Há ainda mudanças tomadas ou ao menos almejadas por governos que, deliberadamente, visavam reduzir a impressão da extensão da doença —como fez o governo federal em junho, ao ameaçar sonegar dados e retirar do ar por alguns dias o portal que reunia os números da Covid-19 no país.

Influencia a análise também o desencontro de informações. Números divulgados por prefeituras não batem com aqueles informados pelos estados sobre essas mesmas prefeituras, seja por diferenças em metodologias, seja porque há atraso no repasse de informações.

Por fim, há ainda a profusão de indicadores relacionados à extensão da pandemia, como ocupação de UTIs, o já famoso R (para quantas pessoas um infectado está transmitindo o vírus), média móvel para número de mortes e casos.

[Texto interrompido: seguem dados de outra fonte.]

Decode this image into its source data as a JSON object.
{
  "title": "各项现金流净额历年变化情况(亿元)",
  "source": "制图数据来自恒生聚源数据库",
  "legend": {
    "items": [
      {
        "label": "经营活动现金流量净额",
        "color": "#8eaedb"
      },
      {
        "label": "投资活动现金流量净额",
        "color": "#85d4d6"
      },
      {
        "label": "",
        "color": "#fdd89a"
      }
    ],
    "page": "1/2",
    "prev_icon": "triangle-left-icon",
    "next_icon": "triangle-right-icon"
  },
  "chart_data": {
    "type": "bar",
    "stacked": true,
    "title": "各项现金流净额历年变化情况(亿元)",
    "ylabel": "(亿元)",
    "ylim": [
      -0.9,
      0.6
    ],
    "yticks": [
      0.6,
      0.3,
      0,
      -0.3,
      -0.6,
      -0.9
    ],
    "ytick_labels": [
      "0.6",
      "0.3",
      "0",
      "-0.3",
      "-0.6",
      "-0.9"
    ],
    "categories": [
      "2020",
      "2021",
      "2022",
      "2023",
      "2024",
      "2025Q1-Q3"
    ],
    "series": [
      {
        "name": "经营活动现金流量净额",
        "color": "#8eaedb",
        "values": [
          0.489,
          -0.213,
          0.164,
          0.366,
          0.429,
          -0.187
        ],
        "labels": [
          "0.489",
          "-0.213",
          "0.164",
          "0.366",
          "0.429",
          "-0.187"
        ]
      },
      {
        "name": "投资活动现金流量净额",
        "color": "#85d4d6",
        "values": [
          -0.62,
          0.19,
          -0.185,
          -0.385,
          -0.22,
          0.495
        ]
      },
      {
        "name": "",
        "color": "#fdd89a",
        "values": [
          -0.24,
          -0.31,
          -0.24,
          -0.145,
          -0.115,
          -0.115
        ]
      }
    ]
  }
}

Cada indicador tem suas vantagens e limitações e, muitas vezes, apontam para direções diferentes (seja por problema com os dados, seja por fatores ainda incompreensíveis mesmo para especialistas).

Essa confusão de informações desemboca numa sociedade ávida por entender a pandemia, mas com cada vez menos tempo para ler uma reportagem completa ou um informe, e então se perde a possibilidade de captar as nuances de determinados resultados.

O ponto é que não é possível dar uma resposta clara e categórica sobre a situação da pandemia. Mesmo um indicador que parece mais acurado, o volume de internações nos hospitais, capta contaminações que ocorreram dias atrás.

Estados e municípios vêm relaxando as normas para distanciamento social. Quanto vai pesar a reabertura de restaurantes no volume de contaminações? E as escolas quando voltarem? Difícil calcular.

“Modelos são limitados”, finalizou Buckee em seu texto. “Mas usados apropriadamente e entendidas as limitações, podem nos ajudar a nos guiar nesta pandemia.”

Por ora, é o que temos: nos fiar no conhecimento adquirido em 250 anos (quando se começou a entender a dinâmica da propagação da varíola na Europa), tendo em mente que haverá ajustes e mudanças nas constatações durante esta jornada —que será longa.

A resposta mesmo sobre a extensão da Covid-19 pode levar mais de um ano após o fim da pandemia, conforme disse o médico epidemiologista Eduardo Massad, da FGV, em entrevista à Revista Fapesp.

Um ano a partir de um ponto inicial que não sabemos quando será é muito tempo para esperar quando se tem ao menos 100 mil mortos contabilizados.